Zombie hordes brought on by genetic and chemical manipulation, alien invasion by malevolent DNA farming ET’s, and even heavy handed judgement of our ecological impact on the planet by an all powerful entity and its robotic bodyguard. From the satirical to the horrific, we’ve been inundated by every vision of doom and gloom imaginable, and yet, in this process we happily integrate these new perceptions, new ideas and new horrors into our psyche, all the while maintaining our sense of self and carrying on with our lives as if nothing could sway us from the inevitable conclusion of our existence.
Art, imitating life, imitating art; this profound statement is used in various contexts, in various collegiate settings and with varying levels of understanding, but seldom is it used to describe the potential for Hollywood to pull the wool over our eyes, while feeding us little tidbits of truth and slowly desensitising the global masses to the real inevitability.
What better machine of dissemination is there, what group of companies, financiers, unions and regulatory commissions are in a better position to influence the mindset of the population at large than the big budget apparatus of Hollywood?
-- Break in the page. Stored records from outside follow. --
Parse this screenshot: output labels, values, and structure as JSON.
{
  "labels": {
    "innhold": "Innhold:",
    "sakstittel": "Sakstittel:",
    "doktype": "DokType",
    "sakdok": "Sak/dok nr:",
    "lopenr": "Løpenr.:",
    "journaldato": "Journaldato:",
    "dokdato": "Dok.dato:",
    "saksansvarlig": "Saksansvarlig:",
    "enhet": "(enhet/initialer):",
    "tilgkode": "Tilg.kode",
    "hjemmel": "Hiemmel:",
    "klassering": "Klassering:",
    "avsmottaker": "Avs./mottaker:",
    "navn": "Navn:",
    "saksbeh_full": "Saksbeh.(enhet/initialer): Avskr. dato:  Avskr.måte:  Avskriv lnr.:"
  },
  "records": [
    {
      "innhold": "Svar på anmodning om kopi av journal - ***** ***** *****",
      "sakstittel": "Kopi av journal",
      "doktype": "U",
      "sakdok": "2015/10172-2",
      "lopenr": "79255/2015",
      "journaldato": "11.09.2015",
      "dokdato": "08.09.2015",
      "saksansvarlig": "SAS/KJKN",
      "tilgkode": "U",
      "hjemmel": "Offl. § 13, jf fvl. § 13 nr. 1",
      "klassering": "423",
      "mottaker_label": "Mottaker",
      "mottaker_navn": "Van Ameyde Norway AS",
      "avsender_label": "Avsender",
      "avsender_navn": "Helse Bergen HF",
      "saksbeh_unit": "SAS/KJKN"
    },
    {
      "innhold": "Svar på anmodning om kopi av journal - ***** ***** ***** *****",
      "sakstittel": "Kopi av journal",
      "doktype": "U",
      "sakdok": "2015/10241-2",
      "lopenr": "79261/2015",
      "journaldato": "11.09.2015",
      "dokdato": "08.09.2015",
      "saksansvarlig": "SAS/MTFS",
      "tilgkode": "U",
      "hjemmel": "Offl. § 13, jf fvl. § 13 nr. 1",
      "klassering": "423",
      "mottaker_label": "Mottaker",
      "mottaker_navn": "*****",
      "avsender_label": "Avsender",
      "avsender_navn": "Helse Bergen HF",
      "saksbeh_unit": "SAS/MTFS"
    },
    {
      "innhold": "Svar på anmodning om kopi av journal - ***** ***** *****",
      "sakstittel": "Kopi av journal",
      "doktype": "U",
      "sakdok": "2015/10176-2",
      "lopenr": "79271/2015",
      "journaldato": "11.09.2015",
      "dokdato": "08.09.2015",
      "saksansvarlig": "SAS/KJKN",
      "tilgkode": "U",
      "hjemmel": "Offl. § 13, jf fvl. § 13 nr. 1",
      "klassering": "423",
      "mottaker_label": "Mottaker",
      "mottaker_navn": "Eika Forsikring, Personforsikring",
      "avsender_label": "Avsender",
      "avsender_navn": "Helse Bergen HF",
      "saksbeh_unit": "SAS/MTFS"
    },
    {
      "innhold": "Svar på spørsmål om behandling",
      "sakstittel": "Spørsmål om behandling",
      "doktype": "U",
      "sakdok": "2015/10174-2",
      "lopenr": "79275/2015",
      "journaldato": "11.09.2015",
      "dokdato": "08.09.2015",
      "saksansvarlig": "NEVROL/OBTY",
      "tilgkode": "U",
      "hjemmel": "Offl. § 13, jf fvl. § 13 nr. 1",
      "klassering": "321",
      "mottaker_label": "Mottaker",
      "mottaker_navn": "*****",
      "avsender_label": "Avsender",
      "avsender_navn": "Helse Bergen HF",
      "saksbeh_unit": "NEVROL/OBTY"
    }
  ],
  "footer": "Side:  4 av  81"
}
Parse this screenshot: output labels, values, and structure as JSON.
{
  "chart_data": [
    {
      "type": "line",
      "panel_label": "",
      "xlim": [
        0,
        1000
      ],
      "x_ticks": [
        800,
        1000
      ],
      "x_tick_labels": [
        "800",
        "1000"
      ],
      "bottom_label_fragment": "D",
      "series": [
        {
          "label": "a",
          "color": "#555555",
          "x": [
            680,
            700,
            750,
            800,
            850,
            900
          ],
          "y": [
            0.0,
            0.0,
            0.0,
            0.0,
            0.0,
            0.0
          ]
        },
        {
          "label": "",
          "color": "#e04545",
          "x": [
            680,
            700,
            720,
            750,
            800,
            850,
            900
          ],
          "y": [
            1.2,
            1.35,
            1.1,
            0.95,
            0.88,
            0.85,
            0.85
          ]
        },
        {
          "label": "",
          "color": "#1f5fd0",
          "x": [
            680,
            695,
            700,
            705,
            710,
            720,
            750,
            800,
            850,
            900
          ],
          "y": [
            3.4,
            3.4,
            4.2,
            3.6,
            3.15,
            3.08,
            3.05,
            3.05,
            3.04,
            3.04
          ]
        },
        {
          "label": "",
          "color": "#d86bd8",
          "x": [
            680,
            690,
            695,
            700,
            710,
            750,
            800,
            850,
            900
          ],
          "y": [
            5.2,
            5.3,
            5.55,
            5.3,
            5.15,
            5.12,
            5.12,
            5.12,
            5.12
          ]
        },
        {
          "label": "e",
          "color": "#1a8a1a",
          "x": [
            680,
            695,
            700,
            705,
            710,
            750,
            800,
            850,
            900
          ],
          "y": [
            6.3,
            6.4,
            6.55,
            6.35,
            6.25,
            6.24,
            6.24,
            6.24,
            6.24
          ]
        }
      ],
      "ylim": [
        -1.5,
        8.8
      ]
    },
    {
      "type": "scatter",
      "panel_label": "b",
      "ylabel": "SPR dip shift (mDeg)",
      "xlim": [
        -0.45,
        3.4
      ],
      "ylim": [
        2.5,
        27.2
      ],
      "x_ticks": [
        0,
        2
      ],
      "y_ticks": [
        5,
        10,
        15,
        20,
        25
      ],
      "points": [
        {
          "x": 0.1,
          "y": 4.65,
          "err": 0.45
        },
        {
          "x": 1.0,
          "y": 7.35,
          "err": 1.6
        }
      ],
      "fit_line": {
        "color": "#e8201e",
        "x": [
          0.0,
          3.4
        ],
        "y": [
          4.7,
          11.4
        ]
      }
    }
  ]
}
If, as conspiracy theorists the world over have suggested, the governments of the worlds major powers are capable of large scale cover-up and secret endeavours of an extraterrestrial nature, all without anything more than a whisper of a conspiracy, what would stop those same controlling regimes from manipulating the content of our beliefs through the ever popular Hollywood machine?
In a matter of two generations, the horror movie genre has gone from black and white depictions of vampires and werewolves, and strange spaceships made of cardboard and bottle caps, to multi-million dollar computer generated worlds and entirely believable monsters. Generations following the X’ers and Y’ers may find themselves at the mercy of cultural manipulation, the likes of which have never been seen before.
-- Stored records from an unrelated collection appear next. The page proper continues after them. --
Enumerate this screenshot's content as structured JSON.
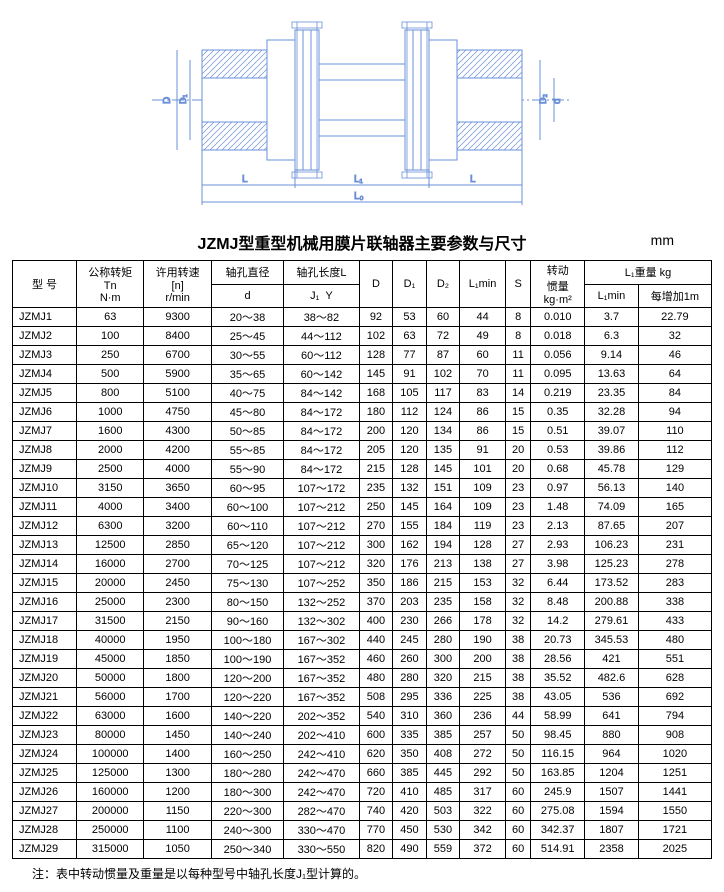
{
  "diagram": {
    "stroke": "#6a8fd8",
    "hatch": "#6a8fd8",
    "labels": {
      "D": "D",
      "D1": "D₁",
      "D2": "D₂",
      "d": "d",
      "L": "L",
      "L1": "L₁",
      "L0": "L₀",
      "S": ""
    }
  },
  "title": "JZMJ型重型机械用膜片联轴器主要参数与尺寸",
  "unit": "mm",
  "headers": {
    "model": "型 号",
    "tn": "公称转矩\nTn\nN·m",
    "n": "许用转速\n[n]\nr/min",
    "d": "轴孔直径\nd",
    "L": "轴孔长度L\nJ₁  Y",
    "D": "D",
    "D1": "D₁",
    "D2": "D₂",
    "L1min": "L₁min",
    "S": "S",
    "inertia": "转动\n惯量\nkg·m²",
    "weight_group": "L₁重量 kg",
    "L1min_w": "L₁min",
    "per1m": "每增加1m"
  },
  "rows": [
    {
      "m": "JZMJ1",
      "tn": "63",
      "n": "9300",
      "d": "20～38",
      "L": "38～82",
      "D": "92",
      "D1": "53",
      "D2": "60",
      "L1min": "44",
      "S": "8",
      "I": "0.010",
      "w1": "3.7",
      "w2": "22.79"
    },
    {
      "m": "JZMJ2",
      "tn": "100",
      "n": "8400",
      "d": "25～45",
      "L": "44～112",
      "D": "102",
      "D1": "63",
      "D2": "72",
      "L1min": "49",
      "S": "8",
      "I": "0.018",
      "w1": "6.3",
      "w2": "32"
    },
    {
      "m": "JZMJ3",
      "tn": "250",
      "n": "6700",
      "d": "30～55",
      "L": "60～112",
      "D": "128",
      "D1": "77",
      "D2": "87",
      "L1min": "60",
      "S": "11",
      "I": "0.056",
      "w1": "9.14",
      "w2": "46"
    },
    {
      "m": "JZMJ4",
      "tn": "500",
      "n": "5900",
      "d": "35～65",
      "L": "60～142",
      "D": "145",
      "D1": "91",
      "D2": "102",
      "L1min": "70",
      "S": "11",
      "I": "0.095",
      "w1": "13.63",
      "w2": "64"
    },
    {
      "m": "JZMJ5",
      "tn": "800",
      "n": "5100",
      "d": "40～75",
      "L": "84～142",
      "D": "168",
      "D1": "105",
      "D2": "117",
      "L1min": "83",
      "S": "14",
      "I": "0.219",
      "w1": "23.35",
      "w2": "84"
    },
    {
      "m": "JZMJ6",
      "tn": "1000",
      "n": "4750",
      "d": "45～80",
      "L": "84～172",
      "D": "180",
      "D1": "112",
      "D2": "124",
      "L1min": "86",
      "S": "15",
      "I": "0.35",
      "w1": "32.28",
      "w2": "94"
    },
    {
      "m": "JZMJ7",
      "tn": "1600",
      "n": "4300",
      "d": "50～85",
      "L": "84～172",
      "D": "200",
      "D1": "120",
      "D2": "134",
      "L1min": "86",
      "S": "15",
      "I": "0.51",
      "w1": "39.07",
      "w2": "110"
    },
    {
      "m": "JZMJ8",
      "tn": "2000",
      "n": "4200",
      "d": "55～85",
      "L": "84～172",
      "D": "205",
      "D1": "120",
      "D2": "135",
      "L1min": "91",
      "S": "20",
      "I": "0.53",
      "w1": "39.86",
      "w2": "112"
    },
    {
      "m": "JZMJ9",
      "tn": "2500",
      "n": "4000",
      "d": "55～90",
      "L": "84～172",
      "D": "215",
      "D1": "128",
      "D2": "145",
      "L1min": "101",
      "S": "20",
      "I": "0.68",
      "w1": "45.78",
      "w2": "129"
    },
    {
      "m": "JZMJ10",
      "tn": "3150",
      "n": "3650",
      "d": "60～95",
      "L": "107～172",
      "D": "235",
      "D1": "132",
      "D2": "151",
      "L1min": "109",
      "S": "23",
      "I": "0.97",
      "w1": "56.13",
      "w2": "140"
    },
    {
      "m": "JZMJ11",
      "tn": "4000",
      "n": "3400",
      "d": "60～100",
      "L": "107～212",
      "D": "250",
      "D1": "145",
      "D2": "164",
      "L1min": "109",
      "S": "23",
      "I": "1.48",
      "w1": "74.09",
      "w2": "165"
    },
    {
      "m": "JZMJ12",
      "tn": "6300",
      "n": "3200",
      "d": "60～110",
      "L": "107～212",
      "D": "270",
      "D1": "155",
      "D2": "184",
      "L1min": "119",
      "S": "23",
      "I": "2.13",
      "w1": "87.65",
      "w2": "207"
    },
    {
      "m": "JZMJ13",
      "tn": "12500",
      "n": "2850",
      "d": "65～120",
      "L": "107～212",
      "D": "300",
      "D1": "162",
      "D2": "194",
      "L1min": "128",
      "S": "27",
      "I": "2.93",
      "w1": "106.23",
      "w2": "231"
    },
    {
      "m": "JZMJ14",
      "tn": "16000",
      "n": "2700",
      "d": "70～125",
      "L": "107～212",
      "D": "320",
      "D1": "176",
      "D2": "213",
      "L1min": "138",
      "S": "27",
      "I": "3.98",
      "w1": "125.23",
      "w2": "278"
    },
    {
      "m": "JZMJ15",
      "tn": "20000",
      "n": "2450",
      "d": "75～130",
      "L": "107～252",
      "D": "350",
      "D1": "186",
      "D2": "215",
      "L1min": "153",
      "S": "32",
      "I": "6.44",
      "w1": "173.52",
      "w2": "283"
    },
    {
      "m": "JZMJ16",
      "tn": "25000",
      "n": "2300",
      "d": "80～150",
      "L": "132～252",
      "D": "370",
      "D1": "203",
      "D2": "235",
      "L1min": "158",
      "S": "32",
      "I": "8.48",
      "w1": "200.88",
      "w2": "338"
    },
    {
      "m": "JZMJ17",
      "tn": "31500",
      "n": "2150",
      "d": "90～160",
      "L": "132～302",
      "D": "400",
      "D1": "230",
      "D2": "266",
      "L1min": "178",
      "S": "32",
      "I": "14.2",
      "w1": "279.61",
      "w2": "433"
    },
    {
      "m": "JZMJ18",
      "tn": "40000",
      "n": "1950",
      "d": "100～180",
      "L": "167～302",
      "D": "440",
      "D1": "245",
      "D2": "280",
      "L1min": "190",
      "S": "38",
      "I": "20.73",
      "w1": "345.53",
      "w2": "480"
    },
    {
      "m": "JZMJ19",
      "tn": "45000",
      "n": "1850",
      "d": "100～190",
      "L": "167～352",
      "D": "460",
      "D1": "260",
      "D2": "300",
      "L1min": "200",
      "S": "38",
      "I": "28.56",
      "w1": "421",
      "w2": "551"
    },
    {
      "m": "JZMJ20",
      "tn": "50000",
      "n": "1800",
      "d": "120～200",
      "L": "167～352",
      "D": "480",
      "D1": "280",
      "D2": "320",
      "L1min": "215",
      "S": "38",
      "I": "35.52",
      "w1": "482.6",
      "w2": "628"
    },
    {
      "m": "JZMJ21",
      "tn": "56000",
      "n": "1700",
      "d": "120～220",
      "L": "167～352",
      "D": "508",
      "D1": "295",
      "D2": "336",
      "L1min": "225",
      "S": "38",
      "I": "43.05",
      "w1": "536",
      "w2": "692"
    },
    {
      "m": "JZMJ22",
      "tn": "63000",
      "n": "1600",
      "d": "140～220",
      "L": "202～352",
      "D": "540",
      "D1": "310",
      "D2": "360",
      "L1min": "236",
      "S": "44",
      "I": "58.99",
      "w1": "641",
      "w2": "794"
    },
    {
      "m": "JZMJ23",
      "tn": "80000",
      "n": "1450",
      "d": "140～240",
      "L": "202～410",
      "D": "600",
      "D1": "335",
      "D2": "385",
      "L1min": "257",
      "S": "50",
      "I": "98.45",
      "w1": "880",
      "w2": "908"
    },
    {
      "m": "JZMJ24",
      "tn": "100000",
      "n": "1400",
      "d": "160～250",
      "L": "242～410",
      "D": "620",
      "D1": "350",
      "D2": "408",
      "L1min": "272",
      "S": "50",
      "I": "116.15",
      "w1": "964",
      "w2": "1020"
    },
    {
      "m": "JZMJ25",
      "tn": "125000",
      "n": "1300",
      "d": "180～280",
      "L": "242～470",
      "D": "660",
      "D1": "385",
      "D2": "445",
      "L1min": "292",
      "S": "50",
      "I": "163.85",
      "w1": "1204",
      "w2": "1251"
    },
    {
      "m": "JZMJ26",
      "tn": "160000",
      "n": "1200",
      "d": "180～300",
      "L": "242～470",
      "D": "720",
      "D1": "410",
      "D2": "485",
      "L1min": "317",
      "S": "60",
      "I": "245.9",
      "w1": "1507",
      "w2": "1441"
    },
    {
      "m": "JZMJ27",
      "tn": "200000",
      "n": "1150",
      "d": "220～300",
      "L": "282～470",
      "D": "740",
      "D1": "420",
      "D2": "503",
      "L1min": "322",
      "S": "60",
      "I": "275.08",
      "w1": "1594",
      "w2": "1550"
    },
    {
      "m": "JZMJ28",
      "tn": "250000",
      "n": "1100",
      "d": "240～300",
      "L": "330～470",
      "D": "770",
      "D1": "450",
      "D2": "530",
      "L1min": "342",
      "S": "60",
      "I": "342.37",
      "w1": "1807",
      "w2": "1721"
    },
    {
      "m": "JZMJ29",
      "tn": "315000",
      "n": "1050",
      "d": "250～340",
      "L": "330～550",
      "D": "820",
      "D1": "490",
      "D2": "559",
      "L1min": "372",
      "S": "60",
      "I": "514.91",
      "w1": "2358",
      "w2": "2025"
    }
  ],
  "note": "注：表中转动惯量及重量是以每种型号中轴孔长度J₁型计算的。"
}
But to what end you might ask, to which I must answer that we may never know, at least until it’s too late. Though for our part we can hypothesise, and we may actually come up with a reasonable piece of conjecture, though we must be careful to always mind that the foundations for our conclusion remain without support.
Since the days of Orson Wells, the most popular and possibly the longest lived conspiracy theory in our history, has been one of government collusion with alien technologies and even extraterrestrial beings. That old chestnut about area 51 and an alien effort to infiltrate the hierarchy of our leadership has become the foundation of nearly every paranoid and irrational fear of government control over the individual since the end of the cold war. But if we concede the possibility that the above couldbe true, then we’re faced with the idea that such a government would be obliged to desensitise its population through whatever means are possible, effective and efficient enough to succeed.
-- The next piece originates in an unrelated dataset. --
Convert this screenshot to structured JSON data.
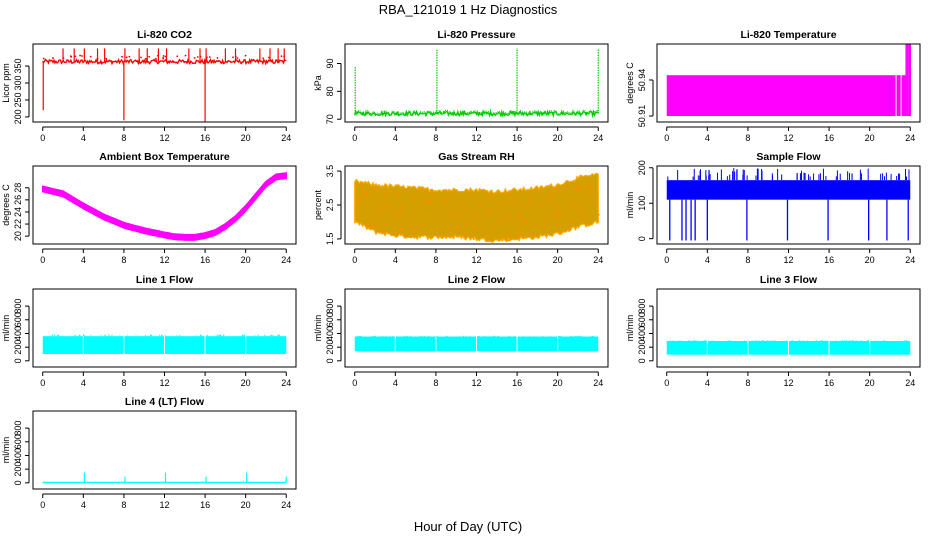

Having gotten to this point, and either jumping into this pool of wild accusation head first, or toeing the water at the shore, we all must admit that there is both a ring of familiarity to this proposal, as well as a small bit of credibility.
With a list of movie titles ranging from; Fire in the Sky, Independence Day, Men in Black (I & II), Close Encounters of the Third Kind, War of the Worlds (remake), Battlefield Earth, The Day the Earth Stood Still, and Knowing; one might be drawn to ask the question…are these works of pure fiction, or are we being led down the garden path?
Some might see this as entirely implausible and even a bit delusional, while others may be lining up behind me for their Government Issue foil hat. Somewhere in between likely lies the truth, for what other global industry has the power to influence our beliefs, our ideas and our acceptance of new and even frightening circumstances, than the one we rely on for entertainment and even identity?